3rdly.—The reasons why they are not yet able to report—“Whether any and what further remedial measures appear to be requisite to ameliorate the condition of the Irish poor, or any of them.”

These points are all largely dwelt upon, especially the first. On every side, the commissioners say, they were assailed by the theories of persons who might be supposed to possess means of forming a sound judgment—“one party attributed all the poverty and wretchedness of the country to an asserted extreme use of ardent spirits, and proposed a system for repressing illicit distillation, for preventing smuggling, and for substituting beer and coffee. Another party found the cause in the combination among workmen, and proposed rigorous laws against trades unions. Others again were equally confident, that the reclamation of the bogs and waste lands was the only practicable remedy. A fourth party declared the nature of the existing connexion between landlord and tenant to be the root of all the evil. Pawnbroking, redundant population, absence of capital, peculiar religious tenets and religious differences, political excitement, want of education, the maladministration of justice, the state of prison discipline, want of manufactures and of inland navigation, with a variety of other circumstances, were each supported by their various advocates with earnestness and ability, as being either alone, or jointly with some other, the primary cause of all the evils of society; and loan funds, emigration, the repression of political excitement, the introduction of manufactures, and the extension of inland navigation, were accordingly proposed each as the principal means by which the improvement of Ireland could be promoted.” The commissioners abstain from expressing their opinion upon any of these propositions, but they determine “that the inquiry should embrace every subject to which importance seemed to be attached by any large number of persons.”

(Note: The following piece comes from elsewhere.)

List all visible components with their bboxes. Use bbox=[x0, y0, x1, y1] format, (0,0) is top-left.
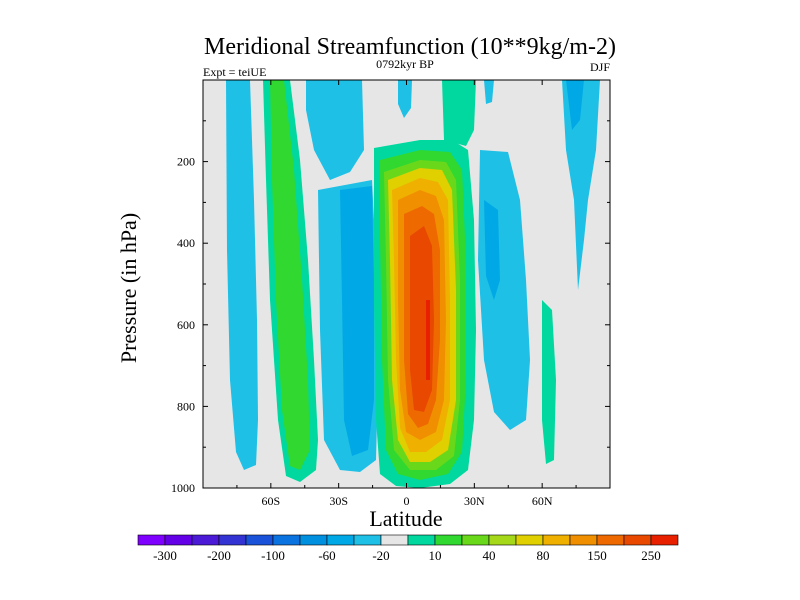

Under the second division of their Report, the commissioners advert in considerable detail to the obvious impossibility of collecting the necessary information themselves, and the difficulty of finding Irishmen at once competent and impartial to undertake the duty; and they determine as the only mode of combining local knowledge with impartiality, to unite in the inquiry “a native of Great Britain with a resident native of Ireland.” And in order that the evidence might be full and impartial, and be collected and registered in a satisfactory manner, the assistant-commissioners who had been appointed were desired to adopt in their investigations the following course of procedure:—

First—“To request the attendance of persons of each grade in society, of each of the various religious persuasions, and of each party in politics; to give to the testimony of each class an equal degree of attention, and to make the examinations in presence of all. Not to allow any person to join in conducting the examination, and to state at the opening of the proceedings, that any statement made by an individual, and not impugned by any person present, would be considered to be acknowledged as at least probable by all.”

Second—“To note down at the time of examination, the replies given, or the remarks which occurred to him; to register, as nearly as might be possible in the words of each witness, the statements which might be made; to register the names of all the persons who attended the examination; and before proceeding to examine another district, to send the minutes of the previous examination to the office in Dublin, signed by both the assistant-commissioners.”